Nyaman tanpa iklan. Langganan BisnisPro

Jelang Pengumuman BI Rate: Tarif Trump hingga Ekspor Jadi Sorotan

BI kemungkinan besar akan mempertahankan suku bunga acuan atau BI Rate di level 5,75% untuk menstabilkan nilai tukar rupiah.
Gubernur Bank Indonesia Perry Warjiyo (kiri) menyampaikan paparan saat konferensi pers hasil Rapat Dewan Gubernur (RDG) di Jakarta, Rabu (18/12/2024). / Bisnis-Arief Hermawan
Gubernur Bank Indonesia Perry Warjiyo (kiri) menyampaikan paparan saat konferensi pers hasil Rapat Dewan Gubernur (RDG) di Jakarta, Rabu (18/12/2024). / Bisnis-Arief Hermawan

Bisnis.com, JAKARTA — Bank Indonesia kemungkinan besar akan mempertahankan suku bunga acuan atau BI Rate di level 5,75% untuk menstabilkan rupiah yang sangat terbebani oleh ketidakpastian mengenai tarif AS dan dampaknya terhadap perekonomian domestik.

Melansir dari Bloomberg, Rabu (23/4/2025), konsensus dari surveinya menunjukkan 27 dari 29 ekonom memperkirakan BI Rate akan dipertahankan, dengan dua ekonom memperkirakan penurunan 25 basis poin (bps).

Penahanan ini, jika benar berlanjut, menjadi jeda suku bunga ketiga berturut-turut sejak para pembuat kebijakan menurunkan biaya pinjaman pada bulan Januari, tepat sebelum dimulainya masa kepresidenan Donald Trump.

Seperti halnya sebagian besar negara di dunia, ancaman tarif Trump telah mengguncang kepercayaan pasar dan mengaburkan prospek pertumbuhan di negara dengan ekonomi terbesar di Asia Tenggara ini, yang menganggap AS sebagai pasar ekspor terbesar kedua setelah China. 

AS mengancam pungutan sebesar 32% untuk barang-barang Indonesia, memperburuk sentimen negatif seputar kebijakan ekonomi dan prospek fiskal Presiden Prabowo Subianto.

Dalam kondisi tersebut, rupiah anjlok ke posisi terendah sepanjang sejarah di awal bulan ini, mendorong BI untuk melakukan intervensi besar-besaran di pasar mata uang.

Sementara keputusan Trump untuk mengurangi sebagian besar tarif menjadi 10% membawa ketenangan sementara pada pasar keuangan global.

Sayangnya, rupiah tetap turun 1,8% sepanjang April dan sejauh ini menjadi mata uang yang paling merugi di antara mata uang-mata uang utama Asia tahun ini.

Hal yang Perlu Diperhatikan Jelang RDG BI:

Efek Tarif Trump

Gubernur Perry Warjiyo dan jajarannya perlu mengawasi bagaimana kebijakan perdagangan AS terbentuk dalam beberapa bulan mendatang, untuk melihat bagaimana kebijakan tersebut dapat menyeimbangkan tujuan mereka dalam menjaga stabilitas mata uang dan mendorong pertumbuhan ekonomi.

Beberapa analis melihat rupiah akan menguji level kunci 17.000 dalam beberapa bulan mendatang karena kepercayaan investor masih rapuh.

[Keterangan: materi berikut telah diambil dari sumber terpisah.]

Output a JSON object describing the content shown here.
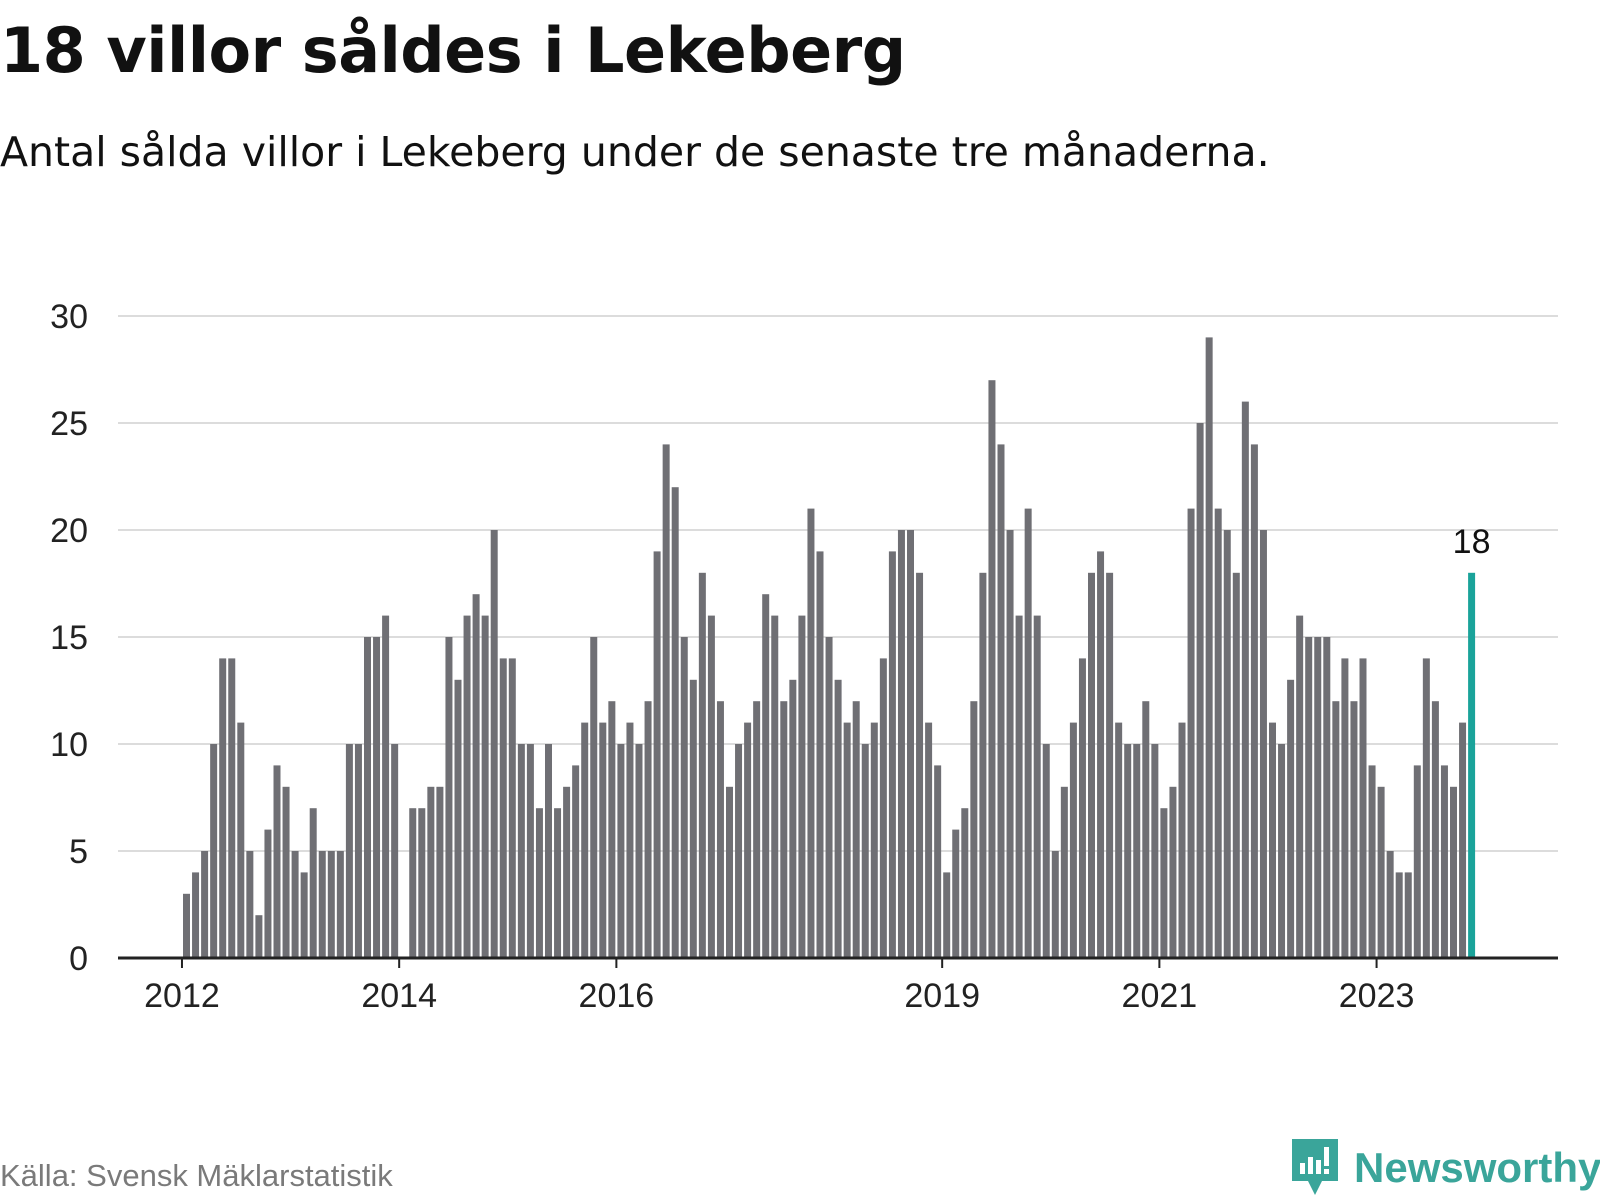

Permintaan musiman perusahaan-perusahaan akan dollar untuk pembayaran dividen dan hutang dapat menambah tekanan pada mata uang.

Kepala riset pendapatan tetap di Maybank Securities Pte. Winson Phoon melihat dengan sedikit petunjuk mengenai hasil pembicaraan pemerintah dengan AS, BI kemungkinan besar ingin mempertahankan “status quo” untuk menghindari penambahan tekanan pada rupiah.

Para pejabat Indonesia sedang berada di Washington DC, dengan tujuan mencapai kesepakatan dalam 60 hari ke depan untuk menghindari rencana tarif 32% dari Trump. Mereka telah berjanji untuk menyederhanakan prosedur impor dan membeli lebih banyak minyak dan gas dari AS untuk mengimbangi defisit perdagangan senilai US$18 miliar dengan Indonesia.

Risiko Pertumbuhan

Setelah masalah tarif mereda dan tekanan mata uang mereda, alasan BI untuk menurunkan suku bunga dapat semakin kuat karena perdagangan yang lebih lemah dapat semakin membebani pertumbuhan ekonomi.

Tarif 32% dapat memangkas potensi pertumbuhan PDB Indonesia hingga 0,5%, menurut Menteri Keuangan Sri Mulyani Indrawati.

Konsumsi rumah tangga, mesin pertumbuhan utama Indonesia, juga menunjukkan tanda-tanda ketegangan. Kepercayaan konsumen melemah di bulan Maret meskipun ada perayaan Ramadan. Inflasi berada di bawah kisaran target 1,5%-3,5% dari BI, yang memungkinkan BI untuk melakukan pemotongan suku bunga tambahan, kata para analis.

Ketergantungan Ekspor 

Meskipun ekspor Indonesia ke AS hanya sekitar 2% dari produk domestik bruto (PDB), ekspor Indonesia terutama terkonsentrasi di sektor-sektor padat karya yang sudah mengalami kesulitan seperti tekstil, alas kaki, dan furnitur. 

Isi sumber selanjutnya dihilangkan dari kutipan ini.